Patients with Inadequate Housing

IPPS payment is made based on the use of hospital resources in the treatment of an individual severity of illness, complexity of service, and/or consumption of resources. Generally, a higher severity level designation of a diagnosis code results in a higher payment to reflect the increased hospital resource use.

After review of the impact on resource use generated using claims data, CMS is finalizing the proposal to change the severity designation of the seven ICD-10-CM diagnosis codes that describe inadequate housing and housing instability from non-complication or comorbidity (NonCC) to complication or comorbidity (CC), based on the higher average resource costs of cases with these diagnosis codes compared to similar cases without these codes.  The finalized policy will more accurately reflect the resource costs associated with each healthcare encounter when hospitals treat individuals who have inadequate housing and will also improve the reliability and validity of the coded data.
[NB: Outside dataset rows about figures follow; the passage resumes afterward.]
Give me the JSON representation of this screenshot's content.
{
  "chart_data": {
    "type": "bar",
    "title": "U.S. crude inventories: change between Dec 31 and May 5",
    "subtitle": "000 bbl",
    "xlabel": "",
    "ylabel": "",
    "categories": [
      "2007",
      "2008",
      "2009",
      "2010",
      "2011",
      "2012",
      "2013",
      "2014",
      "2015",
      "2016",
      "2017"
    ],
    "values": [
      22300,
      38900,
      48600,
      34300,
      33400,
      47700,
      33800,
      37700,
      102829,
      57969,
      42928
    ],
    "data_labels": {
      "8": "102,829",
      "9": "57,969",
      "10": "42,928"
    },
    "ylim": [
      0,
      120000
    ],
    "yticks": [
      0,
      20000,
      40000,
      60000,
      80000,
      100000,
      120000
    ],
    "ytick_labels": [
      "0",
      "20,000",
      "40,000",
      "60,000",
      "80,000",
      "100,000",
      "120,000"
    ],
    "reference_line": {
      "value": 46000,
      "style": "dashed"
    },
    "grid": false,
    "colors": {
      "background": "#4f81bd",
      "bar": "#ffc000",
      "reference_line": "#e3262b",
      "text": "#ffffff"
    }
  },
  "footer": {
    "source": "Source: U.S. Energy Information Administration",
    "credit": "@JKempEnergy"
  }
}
New Technology Add-on Payment

CMS is finalizing the proposal to increase the New Technology Add-on Payment (NTAP) percentage from 65 percent to 75 percent for certain gene therapies approved for new technology add-on payments when indicated and used specifically for the treatment of SCD, beginning in FY 2025 and concluding at the end of the 2- to 3-year newness period for each such therapy. 

CMS is finalizing the proposal to use the start of the fiscal year, October 1, instead of April 1, to determine whether a technology is within its 2- to 3-year newness period. This change will be effective starting in FY 2026 for new applicants for NTAP and when extending NTAP for an additional year for technologies initially approved for NTAP in FY 2025 or a subsequent year.

In addition, CMS is finalizing the proposal to no longer consider an FDA marketing authorization hold to be an inactive status for the purpose of NTAP application eligibility beginning with applications for NTAP for FY 2026.